Dios es como un sembrador que lanza la semilla de su palabra sin fijarse mucho
dónde cae. No calcula, es generoso. Un porcentaje alto de la semilla (en torno
al 75%) cae al borde del camino, en terreno pedregoso o entre zarzas. Como es
natural, muchas semillas no van a fructificar como sería deseable. Pero hay un
25% que cae en tierra buena y produce grano en cantidades diversas: “unos,
ciento; otros, sesenta; otros, treinta” (Mt 13,8). No hace falta ser un lince
para comprender que con esta parábola Jesús estaba transmitiendo un doble
mensaje. En primer lugar, ponía de relieve la sobreabundancia de la Palabra de
Dios. El Padre no es tacaño. Prodiga su Palabra, igual que prodiga los frutos de
la naturaleza, con exuberante generosidad. Ahora bien, la “eficacia” de la Palabra −como sucede con el trigo− no depende solo de la calidad de la semilla
(que en este caso es óptima), sino también de las condiciones del terreno. No
es lo mismo ser “tierra buena” que “terreno pedregoso”. Hay una fuerte llamada
a creer en la fuerza de la Palabra y, al mismo tiempo, a examinar la calidad de
nuestro terreno personal. De nada sirve escuchar la Palabra si no estamos preparados
para acogerla y hacerla fructificar. Hay demasiadas preocupaciones y afanes que
pueden acabar ahogando la semilla.
Si esta parábola del
sembrador la entendiéramos aislada de su contexto, nos sentiríamos cargados con
una responsabilidad excesiva. Es como si Jesús nos dijera más o menos esto: “La
Palabra de Dios no produce fruto, no es eficaz, porque tú no eres una tierra
buena, así que aplícate el cuento”. Es verdad que la preparación del terreno es
importante, pero no es toda la verdad. Por eso, los Evangelios añaden otras dos
parábolas que completan la enseñanza de la primera: la parábola de la semilla
que crece sola (sin que el labrador tenga que obsesionarse con ella) y la del
grano de mostaza (que, a pesar de su pequeñez, se convierte en un arbusto
gigante).

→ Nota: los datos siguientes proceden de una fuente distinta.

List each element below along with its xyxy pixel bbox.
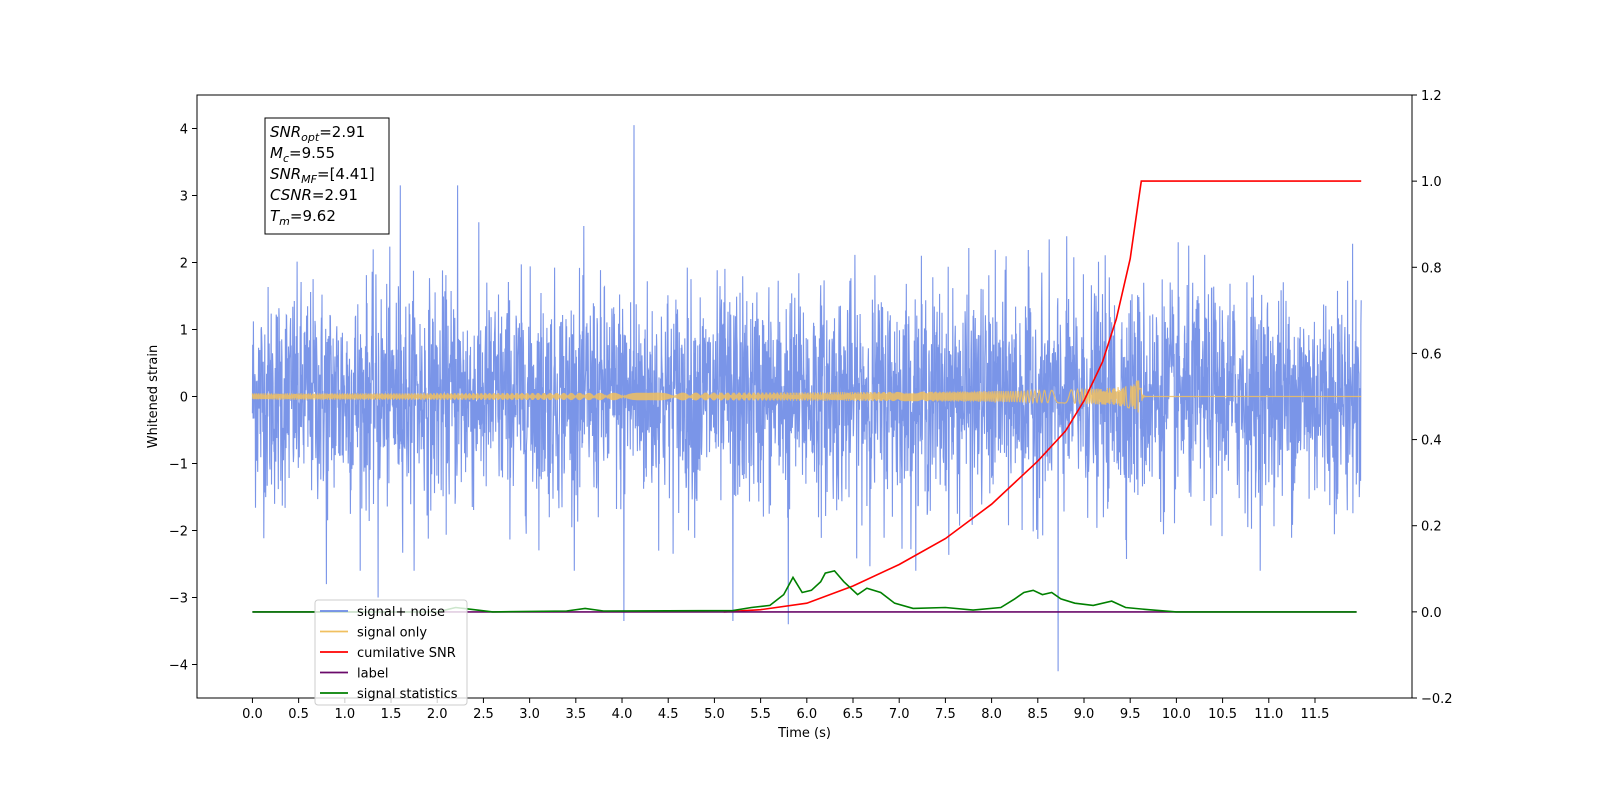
x-tick-label: 2.0: [427, 707, 448, 722]
x-tick-label: 10.5: [1208, 707, 1237, 722]
x-tick-label: 0.0: [242, 707, 263, 722]
x-tick-label: 11.0: [1254, 707, 1283, 722]
x-tick-label: 4.0: [612, 707, 633, 722]
legend-box: [314, 599, 468, 706]
y2-tick-label: 1.0: [1421, 175, 1442, 190]
x-tick-label: 0.5: [288, 707, 309, 722]
x-tick-label: 4.5: [658, 707, 679, 722]
y2-tick-label: 0.4: [1421, 434, 1442, 449]
series-line-signal-only: [251, 380, 1362, 413]
annotation-line: Mc=9.55: [270, 144, 335, 165]
legend-label: label: [357, 667, 388, 682]
y-axis-label: Whitened strain: [146, 345, 161, 448]
y2-tick-label: 0.0: [1421, 606, 1442, 621]
axes: 0.0 0.5 1.0 1.5 2.0 2.5 3.0 3.5 4.0 4.5 5.0 5.5 6.0 6…: [146, 89, 1453, 741]
y-tick-label: −3: [169, 592, 188, 607]
y-tick-label: 4: [180, 123, 188, 138]
annotation-box-border: [264, 117, 390, 235]
series-line-cumilative-snr: [723, 180, 1362, 613]
x-tick-label: 9.5: [1120, 707, 1141, 722]
plot-area: [251, 125, 1362, 672]
series-line-signal-noise: [251, 125, 1362, 672]
legend: signal+ noise signal only cumilative SNR la…: [314, 599, 468, 706]
y-tick-label: −1: [169, 458, 188, 473]
y-tick-label: 3: [180, 190, 188, 205]
x-tick-label: 1.5: [381, 707, 402, 722]
y2-tick-label: 1.2: [1421, 89, 1442, 104]
x-tick-label: 8.0: [981, 707, 1002, 722]
x-tick-label: 5.5: [750, 707, 771, 722]
x-tick-label: 6.5: [843, 707, 864, 722]
y-tick-label: 0: [180, 391, 188, 406]
x-tick-label: 8.5: [1027, 707, 1048, 722]
x-tick-label: 3.0: [519, 707, 540, 722]
x-tick-label: 11.5: [1301, 707, 1330, 722]
y2-tick-label: 0.2: [1421, 520, 1442, 535]
series-line-signal-statistics: [252, 570, 1357, 613]
annotation-line: SNRMF=[4.41]: [270, 165, 375, 186]
x-tick-label: 10.0: [1162, 707, 1191, 722]
x-tick-label: 7.0: [889, 707, 910, 722]
x-tick-label: 7.5: [935, 707, 956, 722]
y-axis-ticks: −4 −3 −2 −1 0 1 2 3 4: [169, 123, 197, 674]
x-axis-label: Time (s): [777, 726, 831, 741]
legend-label: signal+ noise: [357, 605, 445, 620]
annotation-line: SNRopt=2.91: [270, 123, 365, 144]
x-tick-label: 2.5: [473, 707, 494, 722]
y2-axis-ticks: −0.2 0.0 0.2 0.4 0.6 0.8 1.0 1.2: [1412, 89, 1453, 707]
y2-tick-label: 0.8: [1421, 261, 1442, 276]
y-tick-label: 1: [180, 324, 188, 339]
y-tick-label: −2: [169, 525, 188, 540]
y-tick-label: −4: [169, 659, 188, 674]
legend-label: cumilative SNR: [357, 646, 456, 661]
y-tick-label: 2: [180, 257, 188, 272]
legend-label: signal statistics: [357, 687, 458, 702]
x-tick-label: 6.0: [796, 707, 817, 722]
y2-tick-label: 0.6: [1421, 347, 1442, 362]
x-tick-label: 3.5: [565, 707, 586, 722]
legend-label: signal only: [357, 626, 427, 641]
x-axis-ticks: 0.0 0.5 1.0 1.5 2.0 2.5 3.0 3.5 4.0 4.5 5.0 5.5 6.0 6…: [242, 698, 1329, 722]
annotation-line: CSNR=2.91: [270, 186, 358, 204]
annotation-line: Tm=9.62: [270, 207, 336, 228]
x-tick-label: 9.0: [1074, 707, 1095, 722]
x-tick-label: 1.0: [334, 707, 355, 722]
x-tick-label: 5.0: [704, 707, 725, 722]
y2-tick-label: −0.2: [1421, 692, 1453, 707]
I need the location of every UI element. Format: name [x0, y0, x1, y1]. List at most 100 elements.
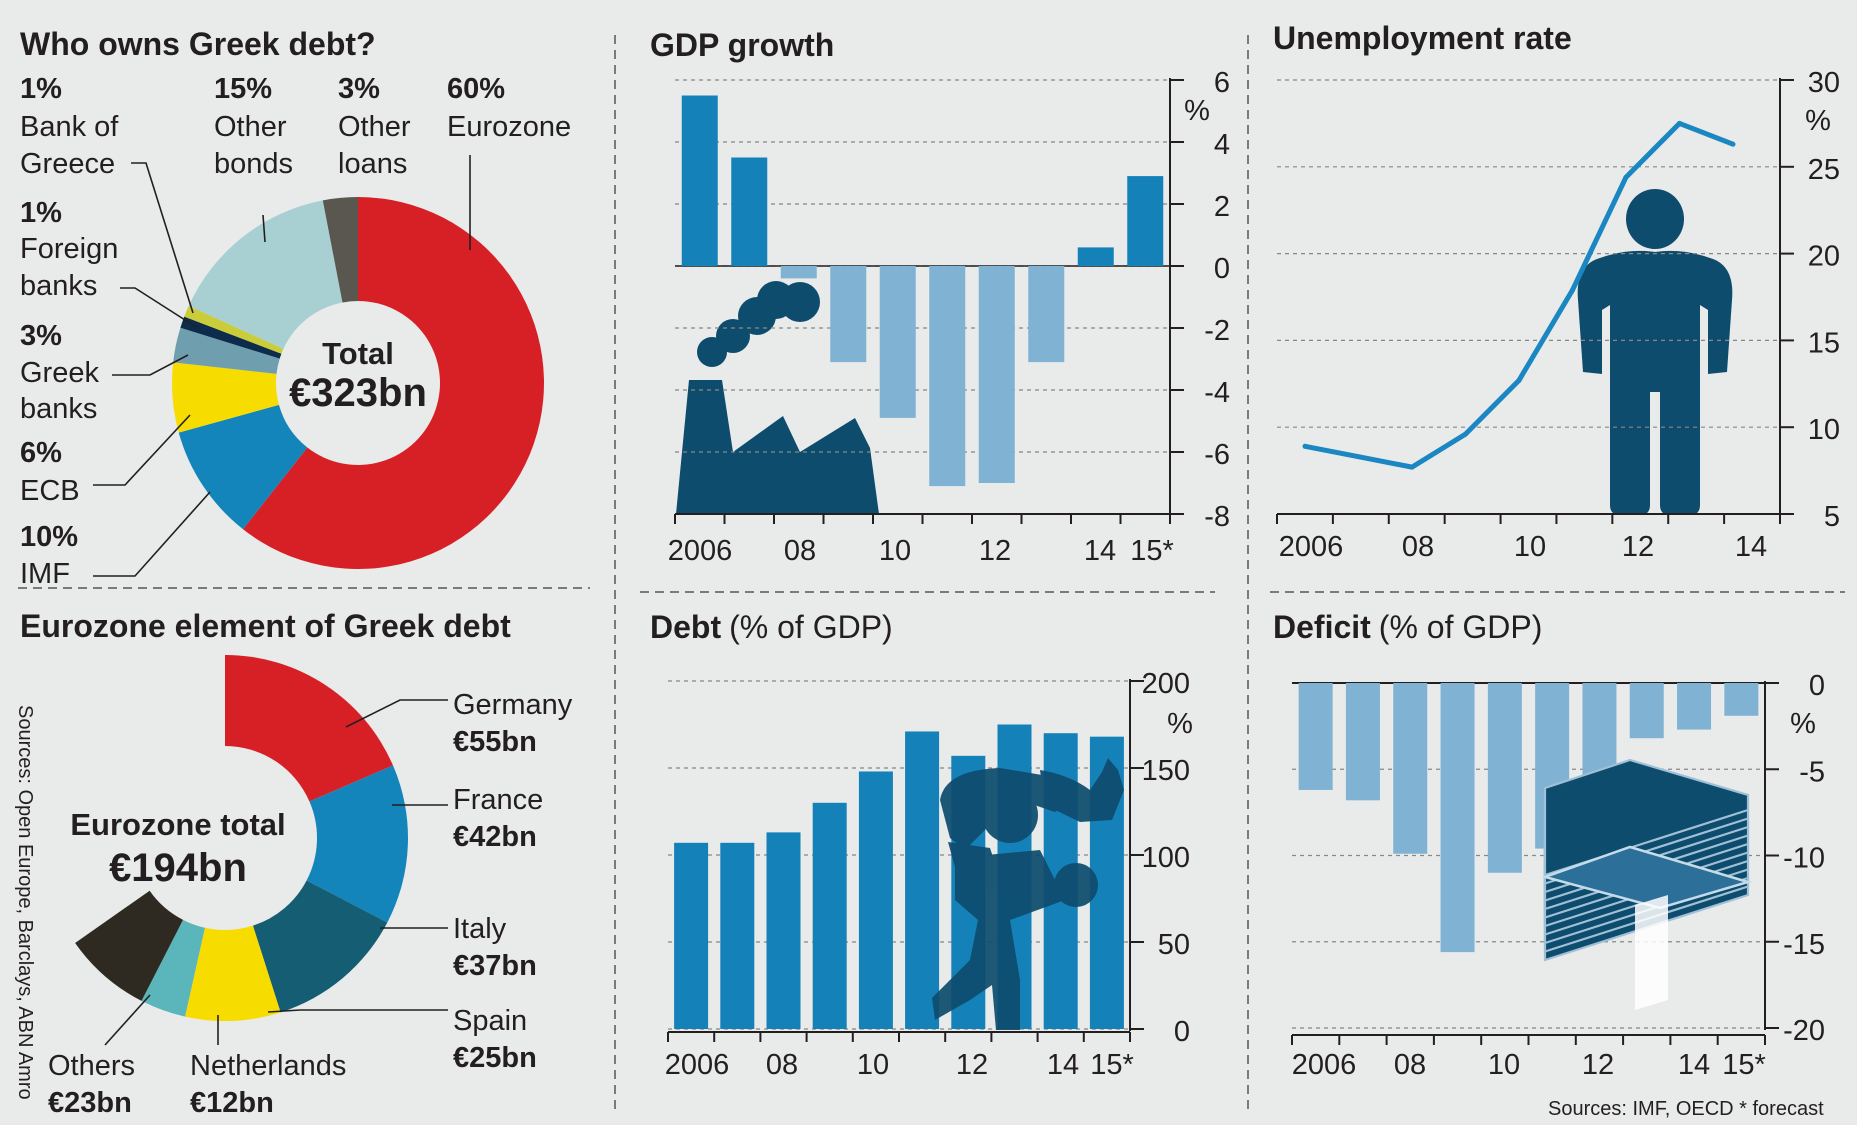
- deficit-ytick-label: 0: [1809, 670, 1825, 702]
- unemp-xtick-label: 10: [1514, 531, 1546, 563]
- debt-chart-title: Debt (% of GDP): [650, 609, 893, 645]
- unemployment-point-2007: [1356, 454, 1361, 460]
- debt-xtick-label: 08: [766, 1049, 798, 1081]
- slice-others: [75, 890, 184, 1001]
- slice-eurozone: [243, 197, 544, 569]
- debt-ytick-label: 0: [1174, 1016, 1190, 1048]
- gdp-ytick-label: -6: [1204, 439, 1230, 471]
- unemp-ytick-label: 5: [1824, 501, 1840, 533]
- label-name-other-loans: Other loans: [338, 111, 411, 180]
- debt-bar-2011: [905, 731, 940, 1029]
- gdp-chart-title: GDP growth: [650, 27, 834, 63]
- label-pct-eurozone: 60%: [447, 73, 505, 105]
- deficit-xtick-label: 15*: [1722, 1049, 1766, 1081]
- debt-bar-2009: [812, 802, 847, 1029]
- unemployment-point-2009: [1463, 431, 1468, 437]
- gdp-ytick-label: -8: [1204, 501, 1230, 533]
- gdp-ytick-label: -2: [1204, 315, 1230, 347]
- slice-bank-of-greece: [184, 305, 284, 354]
- unemployment-point-2014: [1730, 141, 1736, 147]
- owners-labels: 1% Bank of Greece 15% Other bonds 3% Other…: [20, 73, 571, 590]
- deficit-bar-2013: [1629, 683, 1664, 739]
- label-name-bank-of-greece: Bank of Greece: [20, 111, 119, 180]
- debt-bar-2006: [674, 842, 709, 1029]
- person-empty-pockets-icon: [1577, 189, 1733, 515]
- label-italy: Italy: [453, 913, 507, 945]
- gdp-xtick-label: 15*: [1130, 535, 1174, 567]
- banknote-layer: [1543, 758, 1750, 877]
- unemployment-point-2006: [1302, 443, 1308, 449]
- slice-other-bonds: [188, 200, 343, 349]
- unemployment-point-2013: [1677, 120, 1682, 126]
- value-italy: €37bn: [453, 950, 537, 982]
- unemp-ytick-label: 20: [1808, 241, 1840, 273]
- factory-icon: [676, 281, 879, 514]
- label-pct-bank-of-greece: 1%: [20, 73, 62, 105]
- gdp-ytick-label: -4: [1204, 377, 1230, 409]
- gdp-ytick-label: 6: [1214, 67, 1230, 99]
- gdp-ytick-label: 0: [1214, 253, 1230, 285]
- gdp-bar-2015: [1127, 176, 1164, 266]
- debt-xtick-label: 12: [956, 1049, 988, 1081]
- sources-left: Sources: Open Europe, Barclays, ABN Amro: [14, 705, 36, 1100]
- gdp-xtick-label: 2006: [668, 535, 733, 567]
- debt-xtick-label: 15*: [1090, 1049, 1134, 1081]
- gdp-bar-2006: [681, 95, 718, 266]
- deficit-bar-2007: [1345, 683, 1380, 801]
- debt-unit-label: %: [1167, 708, 1193, 740]
- deficit-xtick-label: 14: [1678, 1049, 1710, 1081]
- unemployment-point-2012: [1623, 174, 1629, 180]
- label-name-foreign-banks: Foreign banks: [20, 233, 118, 302]
- unemp-unit-label: %: [1805, 105, 1831, 137]
- label-others: Others: [48, 1050, 135, 1082]
- gdp-bar-2012: [978, 266, 1015, 483]
- slice-greek-banks: [173, 327, 280, 374]
- unemployment-point-2010: [1516, 377, 1522, 383]
- debt-ytick-label: 150: [1142, 755, 1190, 787]
- unemp-xtick-label: 08: [1402, 531, 1434, 563]
- gdp-xtick-label: 10: [879, 535, 911, 567]
- debt-bar-2008: [766, 832, 801, 1029]
- eurozone-center-label: Eurozone total: [70, 807, 285, 842]
- label-netherlands: Netherlands: [190, 1050, 346, 1082]
- slice-other-loans: [322, 197, 358, 303]
- debt-xtick-label: 10: [857, 1049, 889, 1081]
- slice-france: [306, 765, 408, 923]
- value-others: €23bn: [48, 1087, 132, 1119]
- deficit-xtick-label: 2006: [1292, 1049, 1357, 1081]
- banknote-stack-icon: [1540, 758, 1753, 1010]
- deficit-ytick-label: -5: [1799, 756, 1825, 788]
- deficit-bar-2014: [1677, 683, 1712, 730]
- unemployment-point-2011: [1570, 287, 1575, 293]
- eurozone-donut-chart: [75, 655, 408, 1022]
- unemployment-point-2008: [1409, 464, 1415, 470]
- label-name-eurozone: Eurozone: [447, 111, 571, 143]
- owners-donut-chart: [172, 197, 544, 569]
- slice-foreign-banks: [180, 316, 282, 359]
- slice-germany: [225, 655, 393, 802]
- gdp-ytick-label: 4: [1214, 129, 1230, 161]
- eurozone-leader-lines: [104, 699, 448, 1046]
- gdp-bar-2013: [1028, 266, 1065, 363]
- owners-center-label: Total: [322, 336, 394, 371]
- gdp-xtick-label: 08: [784, 535, 816, 567]
- deficit-chart-title: Deficit (% of GDP): [1273, 609, 1542, 645]
- deficit-xtick-label: 08: [1394, 1049, 1426, 1081]
- debt-bar-2010: [858, 771, 893, 1029]
- label-pct-imf: 10%: [20, 521, 78, 553]
- gdp-bar-2011: [929, 266, 966, 487]
- unemp-ytick-label: 15: [1808, 327, 1840, 359]
- slice-ecb: [172, 362, 279, 433]
- debt-xtick-label: 14: [1047, 1049, 1079, 1081]
- slice-netherlands: [141, 919, 205, 1017]
- label-pct-greek-banks: 3%: [20, 320, 62, 352]
- unemp-ytick-label: 30: [1808, 67, 1840, 99]
- owners-leader-lines: [93, 155, 471, 577]
- value-netherlands: €12bn: [190, 1087, 274, 1119]
- deficit-bar-2015: [1724, 683, 1759, 716]
- slice-imf: [178, 404, 308, 530]
- gdp-bar-2008: [780, 266, 817, 279]
- debt-xtick-label: 2006: [665, 1049, 730, 1081]
- thief-with-moneybag-icon: [932, 758, 1124, 1030]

En los tres casos, por caminos que no siempre coinciden con nuestras
expectativas, la Palabra de Dios siempre nos transforma.
No estará de más hacer
una conexión con la segunda lectura de la carta a los Romanos. Pablo nos dice
que “los sufrimientos de ahora no pesan lo que la gloria que un día se nos
descubrirá. Porque la creación, expectante, está aguardando la plena
manifestación de los hijos de Dios” (Rm 8,18-19). La pandemia nos está poniendo
a prueba. Algunas personas han perdido el ánimo y la esperanza. La Palabra de
Dios sale a nuestro encuentro para recordarnos que la gloria que Dios nos
promete es infinitamente superior a los sufrimientos que padecemos. Más aún,
que toda la creación será transformada. Es normal que nos cueste creer esto en plena
crisis, pero si para algo sirve la fe es para recordarnos que Dios siempre cumple
su Palabra, aunque no sepamos cómo ni cuándo. Esta vez no va a ser una
excepción.
Feliz domingo y, por favor, no olvidéis orar por todas las personas que
esta tarde nos embarcamos en la experiencia de Ejercicios Espirituales, que no
es otra cosa que un trabajo paciente de escucha de la Palabra de Dios y de
preparación del terreno de nuestra vida para que la semilla de la Palabra pueda
echar raíces y producir fruto.
Muchas gracias, esta tarde comenzaremos con gran ilusión.